Mehr oder weniger zu diesem Schluss ist das Global Footprint Network anlässlich des Earth Overshoot Day gelangt. Dazu sammelt es die Daten einzelner Länder und rechnet daraus hoch, wie viele „Erden“ wir bräuchten, wenn alle den gleichen Verbrauch hätten.

Das Ergebnis überrascht inzwischen nicht mal mehr. Mit zu den verschwenderischsten und größten Umweltsündern zählen wir, die Industrienationen:

Wenn etwa alle Menschen auf der Welt den gleichen Pro-Kopf-Fußabdruck wie in den USA hätten, dann bräuchten wir ganze fünf Erden (!), um unseren Lifestyle aufrecht zu erhalten. Deutschland schneidet mit knapp drei Erden zwar besser ab, das sind aber immer noch zwei zu viel.

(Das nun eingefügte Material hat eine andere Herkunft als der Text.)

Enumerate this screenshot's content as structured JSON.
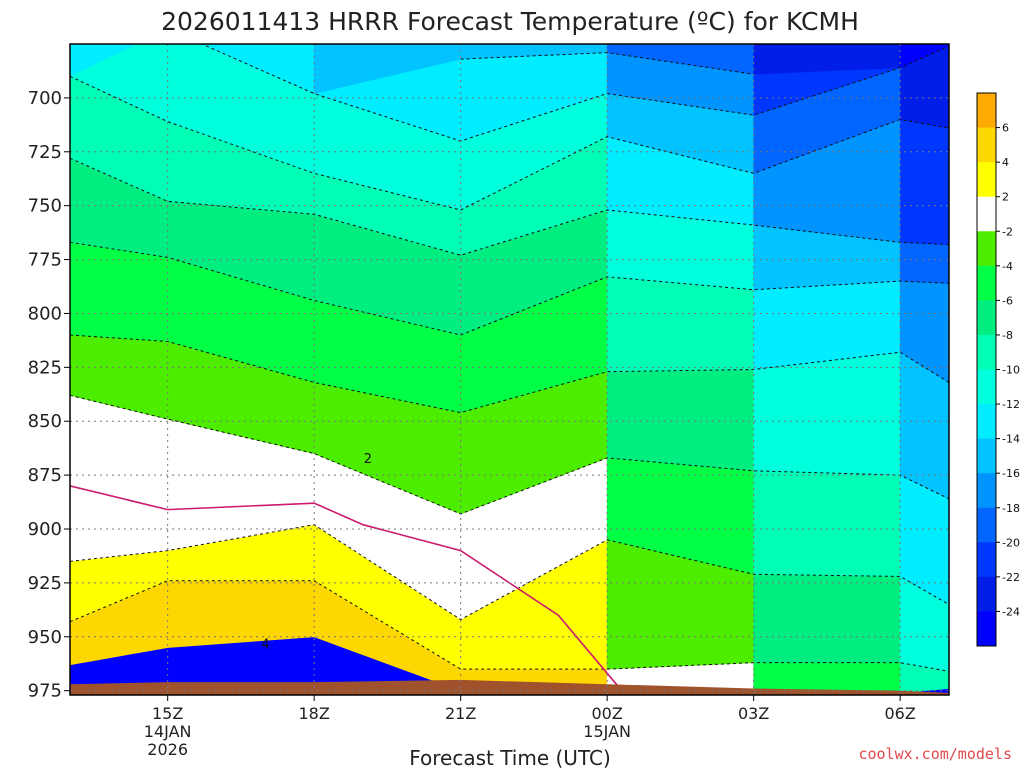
{
  "chart_data": {
    "type": "heatmap",
    "title": "2026011413 HRRR Forecast Temperature (ºC) for KCMH",
    "xlabel": "Forecast Time (UTC)",
    "ylabel": "",
    "credit": "coolwx.com/models",
    "y_scale": "pressure (hPa), increasing downward",
    "ylim": [
      977,
      675
    ],
    "y_ticks": [
      "700",
      "725",
      "750",
      "775",
      "800",
      "825",
      "850",
      "875",
      "900",
      "925",
      "950",
      "975"
    ],
    "x_ticks": [
      {
        "time": "15Z",
        "lines": [
          "15Z",
          "14JAN",
          "2026"
        ]
      },
      {
        "time": "18Z",
        "lines": [
          "18Z"
        ]
      },
      {
        "time": "21Z",
        "lines": [
          "21Z"
        ]
      },
      {
        "time": "00Z",
        "lines": [
          "00Z",
          "15JAN"
        ]
      },
      {
        "time": "03Z",
        "lines": [
          "03Z"
        ]
      },
      {
        "time": "06Z",
        "lines": [
          "06Z"
        ]
      }
    ],
    "x_range_hours_from_15Z": [
      -2,
      16
    ],
    "grid": true,
    "contour_labels": [
      {
        "text": "2",
        "hour": 4.1,
        "pressure": 867
      },
      {
        "text": "4",
        "hour": 2.0,
        "pressure": 953
      }
    ],
    "colorbar": {
      "levels": [
        "6",
        "4",
        "2",
        "-2",
        "-4",
        "-6",
        "-8",
        "-10",
        "-12",
        "-14",
        "-16",
        "-18",
        "-20",
        "-22",
        "-24"
      ],
      "colors": [
        "#ffaa00",
        "#ffd700",
        "#ffff00",
        "#ffffff",
        "#4ded00",
        "#00ff45",
        "#00ee80",
        "#00ffb4",
        "#00ffdd",
        "#00ecff",
        "#00c3ff",
        "#0094ff",
        "#0066ff",
        "#0037ff",
        "#001ee8",
        "#0000ff"
      ]
    },
    "ground_color": "#a0522d",
    "freezing_line_color": "#cc1a6e",
    "temperature_bands_by_hour": [
      {
        "hour": -2,
        "bands": [
          [
            963,
            "#ffd700"
          ],
          [
            943,
            "#ffff00"
          ],
          [
            915,
            "#ffffff"
          ],
          [
            838,
            "#4ded00"
          ],
          [
            810,
            "#00ff45"
          ],
          [
            767,
            "#00ee80"
          ],
          [
            728,
            "#00ffb4"
          ],
          [
            690,
            "#00ffdd"
          ]
        ]
      },
      {
        "hour": 0,
        "bands": [
          [
            955,
            "#ffd700"
          ],
          [
            924,
            "#ffff00"
          ],
          [
            910,
            "#ffffff"
          ],
          [
            849,
            "#4ded00"
          ],
          [
            813,
            "#00ff45"
          ],
          [
            774,
            "#00ee80"
          ],
          [
            748,
            "#00ffb4"
          ],
          [
            711,
            "#00ffdd"
          ],
          [
            668,
            "#00ecff"
          ]
        ]
      },
      {
        "hour": 3,
        "bands": [
          [
            950,
            "#ffd700"
          ],
          [
            924,
            "#ffff00"
          ],
          [
            898,
            "#ffffff"
          ],
          [
            865,
            "#4ded00"
          ],
          [
            832,
            "#00ff45"
          ],
          [
            794,
            "#00ee80"
          ],
          [
            754,
            "#00ffb4"
          ],
          [
            735,
            "#00ffdd"
          ],
          [
            698,
            "#00ecff"
          ]
        ]
      },
      {
        "hour": 6,
        "bands": [
          [
            975,
            "#ffd700"
          ],
          [
            965,
            "#ffff00"
          ],
          [
            942,
            "#ffffff"
          ],
          [
            893,
            "#4ded00"
          ],
          [
            846,
            "#00ff45"
          ],
          [
            810,
            "#00ee80"
          ],
          [
            773,
            "#00ffb4"
          ],
          [
            752,
            "#00ffdd"
          ],
          [
            720,
            "#00ecff"
          ],
          [
            682,
            "#00c3ff"
          ]
        ]
      },
      {
        "hour": 9,
        "bands": [
          [
            977,
            "#ffffff"
          ],
          [
            965,
            "#4ded00"
          ],
          [
            905,
            "#00ff45"
          ],
          [
            867,
            "#00ee80"
          ],
          [
            827,
            "#00ffb4"
          ],
          [
            783,
            "#00ffdd"
          ],
          [
            752,
            "#00ecff"
          ],
          [
            718,
            "#00c3ff"
          ],
          [
            698,
            "#0094ff"
          ],
          [
            679,
            "#0066ff"
          ]
        ]
      },
      {
        "hour": 12,
        "bands": [
          [
            976,
            "#00ff45"
          ],
          [
            962,
            "#00ee80"
          ],
          [
            921,
            "#00ffb4"
          ],
          [
            873,
            "#00ffdd"
          ],
          [
            826,
            "#00ecff"
          ],
          [
            789,
            "#00c3ff"
          ],
          [
            759,
            "#0094ff"
          ],
          [
            735,
            "#0066ff"
          ],
          [
            708,
            "#0037ff"
          ],
          [
            689,
            "#001ee8"
          ]
        ]
      },
      {
        "hour": 15,
        "bands": [
          [
            976,
            "#00ffb4"
          ],
          [
            962,
            "#00ffdd"
          ],
          [
            922,
            "#00ecff"
          ],
          [
            875,
            "#00c3ff"
          ],
          [
            818,
            "#0094ff"
          ],
          [
            785,
            "#0066ff"
          ],
          [
            767,
            "#0037ff"
          ],
          [
            710,
            "#001ee8"
          ],
          [
            686,
            "#0000ff"
          ]
        ]
      },
      {
        "hour": 16,
        "bands": [
          [
            974,
            "#00ffb4"
          ],
          [
            966,
            "#00ffdd"
          ],
          [
            935,
            "#00ecff"
          ],
          [
            886,
            "#00c3ff"
          ],
          [
            832,
            "#0094ff"
          ],
          [
            786,
            "#0066ff"
          ],
          [
            768,
            "#0037ff"
          ],
          [
            714,
            "#001ee8"
          ],
          [
            676,
            "#0000ff"
          ]
        ]
      }
    ]
  }
}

Ein weiterer entscheidender Faktor ist die Biokapazitätsreserve – also wie viel ein Ökosystem erneuern kann, wenn wir es gegen den Pro-Kopf-Fußabdruck abwägen. So schneidet Russland im Vergleich zu uns dank höherer Kapazität auch deutlich besser ab – trotz einem etwas höheren Pro-Kopf-Footprint. In Deutschland haben wir de facto so niedrige Kapazitäten, dass es schon ein Defizit ist: Wir verbrauchen also mehr Ressourcen, als unser Ökosystem erneuern kann.

Biokapazität ≠ Nachhaltigkeit

Unser ökologischer Fußabdruck überschreitet unsere Biokapazität um stolze 204 Prozent. In Europa stehen , wieder mal, vor allem die skandinavischen Länder am besten da. Finnland (113 Prozent), Schweden (55 Prozent) und Norwegen (24 Prozent) weisen wie auch Lettland (39 Prozent) und Estland (36 Prozent) noch sehr große bis große Reserven auf.

Das bedeutet nicht automatisch, dass in diesen Ländern nachhaltiger gelebt wird: Brasiliens Biokapazität etwa überschreitet ihren Fußabdruck bei weitem, die Abholzung des brasilianischen Regenwalds kann man jedoch unmöglich als „nachhaltig“ bezeichnen. Die Natur hat in diesen Ländern aber mehr Potenzial, sich ohne menschliche Einwirkung zu erholen.

Und diese Möglichkeit sollten wir der Natur auch geben, wo immer es geht: Wir können vielleicht Schafe klonen, aber keine Planeten. Außerdem haben nicht, wie die Überschrift (und das mit Absicht) suggerieren mag, „zu wenig Planet Erde“. Wir müssen unseren Planeten nur effektiver zu nutzen und zu schützen wissen.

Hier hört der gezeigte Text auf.